“Instead, evaluate what you are doing, why you are doing it, and where accomplishing it will take you. If you don’t have a good answer, then stop.” (from The Daily Stoic:366 Meditations on Wisdom, Perseverance, and the Art of Living, Ryan Holiday and Stephen Hanselman)
How do you convince yourself and others that you live in hope? How do you communicate the intensity of your emotions leading you to a future rooted in hope?
As a person of faith, I am guided by these words from Philippians 3:8-9. “Finally beloved, whatever is true, whatever is honorable, whatever is just, whatever is pure, whatever is pleasing, whatever is commendable, if there is anything worthy of praise, think about these things. Keep on doing these things that you have learned and received and heard and seen in me, and the God of peace will be with you.”
My language of hope begins and ends in attending to the “suffering” of others. My language of hope is based on a deeply held belief that in the end peace will reign and all suffering will end. That’s one of my core beliefs.
My language of hope also takes its meaning from the quote at the beginning of this post. If I don’t have a good reason for what I am doing, why I am doing it, and where accomplishing my task will lead me, it’s time to stop and put my actions into a more discernible perspective.
Up until I was about 37 years old, most of my actions, decisions, and goals were about getting what I wanted. But on January 28, 1986 two tragedies occurred that changed my focus forever. That was the day the Challenger Space Shuttle blew up. Most of the world watched the horror live on TV.
This was the first time a school teacher had been a member of the NASA crew. I watched eagerly, as did many other educators and students, to cheer on, dream on, Christa McAuliffe’s presence on board the shuttle.
I could only imagine what heartache her students and fellow faculty members must have experienced, watching in real time, the horror of her death. How did they speak of hope that day?
Later that evening I answered a phone call from one of my administrative colleagues at the school where I was employed. I thought she was calling to talk about the Challenger disaster and how we administrators would handle the situation the next day at school.

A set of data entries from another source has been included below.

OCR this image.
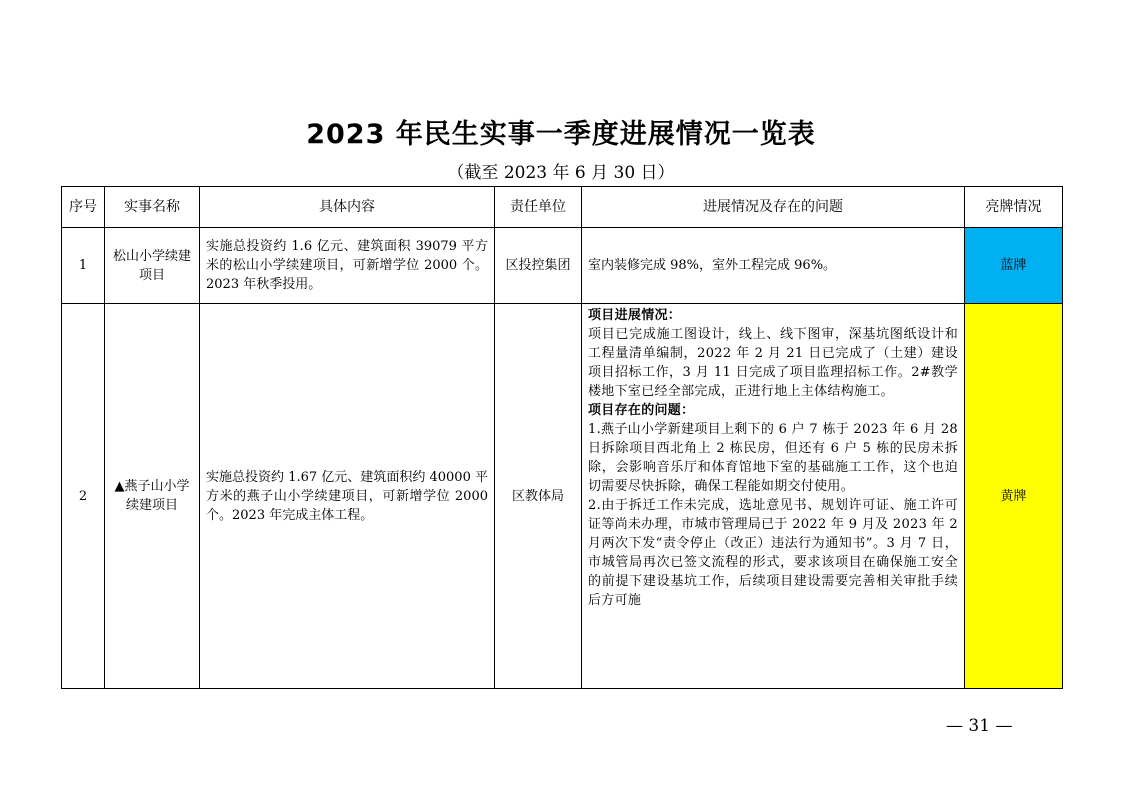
2023 年民生实事一季度进展情况一览表
（截至 2023 年 6 月 30 日）
序号	实事名称	具体内容	责任单位	进展情况及存在的问题	亮牌情况
1	松山小学续建项目	实施总投资约 1.6 亿元、建筑面积 39079 平方米的松山小学续建项目，可新增学位 2000 个。2023 年秋季投用。	区投控集团	室内装修完成 98%，室外工程完成 96%。	蓝牌
2	▲燕子山小学续建项目	实施总投资约 1.67 亿元、建筑面积约 40000 平方米的燕子山小学续建项目，可新增学位 2000 个。2023 年完成主体工程。	区教体局	项目进展情况：
项目已完成施工图设计，线上、线下图审，深基坑图纸设计和工程量清单编制，2022 年 2 月 21 日已完成了（土建）建设项目招标工作，3 月 11 日完成了项目监理招标工作。2#教学楼地下室已经全部完成，正进行地上主体结构施工。
项目存在的问题：
1.燕子山小学新建项目上剩下的 6 户 7 栋于 2023 年 6 月 28 日拆除项目西北角上 2 栋民房，但还有 6 户 5 栋的民房未拆除，会影响音乐厅和体育馆地下室的基础施工工作，这个也迫切需要尽快拆除，确保工程能如期交付使用。
2.由于拆迁工作未完成，选址意见书、规划许可证、施工许可证等尚未办理，市城市管理局已于 2022 年 9 月及 2023 年 2 月两次下发“责令停止（改正）违法行为通知书”。3 月 7 日，市城管局再次已签文流程的形式，要求该项目在确保施工安全的前提下建设基坑工作，后续项目建设需要完善相关审批手续后方可施	黄牌
— 31 —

But her call brought me even more bad news. I could tell it was something profound she was about to tell me.
The head of the school where we worked had been in a car accident, returning from a basketball game some 40 miles from school. A drunk driver swerved into his car, instantly killing him while severely injuring several other passengers in the car.
The head of our independent school was a “bigger than life” presence. His sudden death, on top of the Challenger disaster, was too much grief for me to bear. Yet within several hours, there I was addressing the school, making plans for a funeral and considering how to deal with the faulty and students at the school.
In the midst of this, the chairman of the school board arrived in my office to report that the school board had selected me to be the interim head of school, to get us through the crisis. That next morning, after it was announced that I would be presiding over the school at least for the near term future, many of the other senior faculty and administration let it be known they believed I was not the correct choice. Quite frankly I had my own doubts with the board’s choice.
As I walked alone around the campus, it dawned on me that people were expecting me to be an adult. They were correct that I wasn’t the right person for the job, but the job was mine – I could not escape. That day I left childish ways behind and began to act as an adult, or at least what I thought an adult should do.
Most of the adults I knew at the school had some sense of joy and hope in their hearts, even as we all tried to make sense of the Challenger disaster and the senseless loss of a beloved head of school. My language, my words, all had to change. I thought of the scripture I mentioned in this post. I also realized that no action, no words, no gestures could be made or uttered unless I was sure they led folks towards hope. There could be no imprecise words.
The language of hope can be expressed in many ways. I used the tools found in this post to help me find new words. I ask you to consider what words you will use to convey hope, to convey a future rooted in hope, when you are called upon to be the adult, putting others’ needs before your own.
And may you know peace in your heart when you finish your tasks.